This isn’t like you but you’ve never felt this much pleasure and desire in all your life. Nothing could’ve prepared you for the ecstasy that kissing and feeling him would give. You feel his desperation and desire for you, as he grunts and moans your name, aching to feel more, to do more. You want to live in this moment, and then live it everyday, just take him in and take everything and give him everything. 
But you should’ve known that some things are too good to be true. And much as you hope and imagine for things to turn out a certain way in belief that you deserve good things in this world, they don’t. Those don’t happen to people like you. There’s always something underneath it all, as the fantasy shatters like a glass ceiling breaking at his words.
“Stay, ___. Don’t leave,” he hums against you, the tip of his nose gliding against your neck as he takes in your scent. “Please don’t resign. I can’t… I—”
You feel frozen as you process what he’s said. “Wha-what?” You manage to ask, your mind slowly waking up now. 
His lips take a pause at devouring your skin and he faces you, his chest heaving and his eyes glassy and pleading as he repeats his words.
“Don’t leave, ___. Don’t resign. Stay with me. I need you next to me.” 
“Where is this coming from?” You demand, your heart racing now for a different reason, your anxiety building at how he could’ve known of your plans. You pull away to get a better look at him, with guilt now painting his eyes.
“I… I overheard you and Mr. Ri talking last night,” he admits shamefully. “I didn’t mean to. I was going to just walk away but you talked about leaving and what you feel about me and I just… I froze. I don’t want you to go anywhere, ___. I need you here.”

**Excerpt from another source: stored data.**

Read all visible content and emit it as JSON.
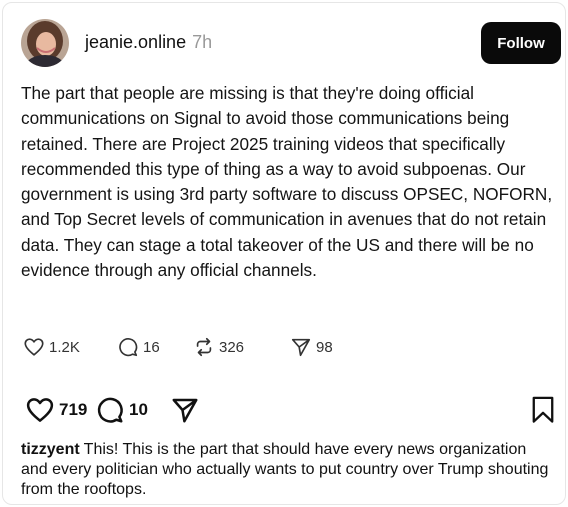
{
  "post": {
    "username": "jeanie.online",
    "time": "7h",
    "follow_label": "Follow",
    "text": "The part that people are missing is that they're doing official communications on Signal to avoid those communications being retained. There are Project 2025 training videos that specifically recommended this type of thing as a way to avoid subpoenas. Our government is using 3rd party software to discuss OPSEC, NOFORN, and Top Secret levels of communication in avenues that do not retain data. They can stage a total takeover of the US and there will be no evidence through any official channels.",
    "stats": {
      "likes": "1.2K",
      "replies": "16",
      "reposts": "326",
      "shares": "98"
    }
  },
  "actions": {
    "likes": "719",
    "comments": "10"
  },
  "comment": {
    "username": "tizzyent",
    "text": "This! This is the part that should have every news organization and every politician who actually wants to put country over Trump shouting from the rooftops."
  },
  "icons": {
    "like": "heart-icon",
    "reply": "speech-bubble-icon",
    "repost": "repost-icon",
    "share": "send-icon",
    "bookmark": "bookmark-icon"
  },
  "colors": {
    "follow_bg": "#0a0a0a",
    "muted": "#999999"
  }
}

The silence drags on as you let his words settle, words you thought you wanted to hear. But not like this, you realize. This isn’t how you imagined he’d tell you he wants to be with you. 
He attempts to cup your cheek again but you pull yourself back, the rejection breaking him this time.
“You knew I wanted to kiss you last week,” you start, your voice shaking as the pieces fit together. “You knew yet you pulled away. You let a whole week pass with this distance, with no attempt from you to talk to me about it, or to even tell me what you feel but then you learn last night, after listening to a conversation you had no part in, that I like you. And tonight, you kiss me because suddenly you need me? Because you want me to stay next to you?”
“I—” Jungkook starts, unable to say anything as you put it the way you do. 
He’s wanted you for so long and always had reasons to keep his distance. He tried to gain the courage to talk to you this week, even as you avoided him, but he didn’t. There was just so much fear, so much worry about what he should do, about you asking him to forget about it, about possibly pushing you away even more. He didn’t intend for things to happen this way but for you to think that he’s only doing this in an attempt to keep you from resigning is all kinds of wrong, even if in hindsight, that’s exactly what it looks like. He could’ve said something earlier, he could’ve told you what he felt, and he would’ve been brave enough if he really wanted to. 
“You knew how I felt and you kissed me so I’d stay,” you repeat. “You hate change and me leaving will change everything for you and this… this is how you make sure I don’t.”
Stepping down from the desk, you realize how much you’d lost yourself in him, with your skirt bunched up and your blouse all creased. You fix yourself, suddenly ashamed, and suddenly unsure where you stand. It took so much of you to admit what you felt for him and now it seems that he hadn’t been into you the way that you thought. 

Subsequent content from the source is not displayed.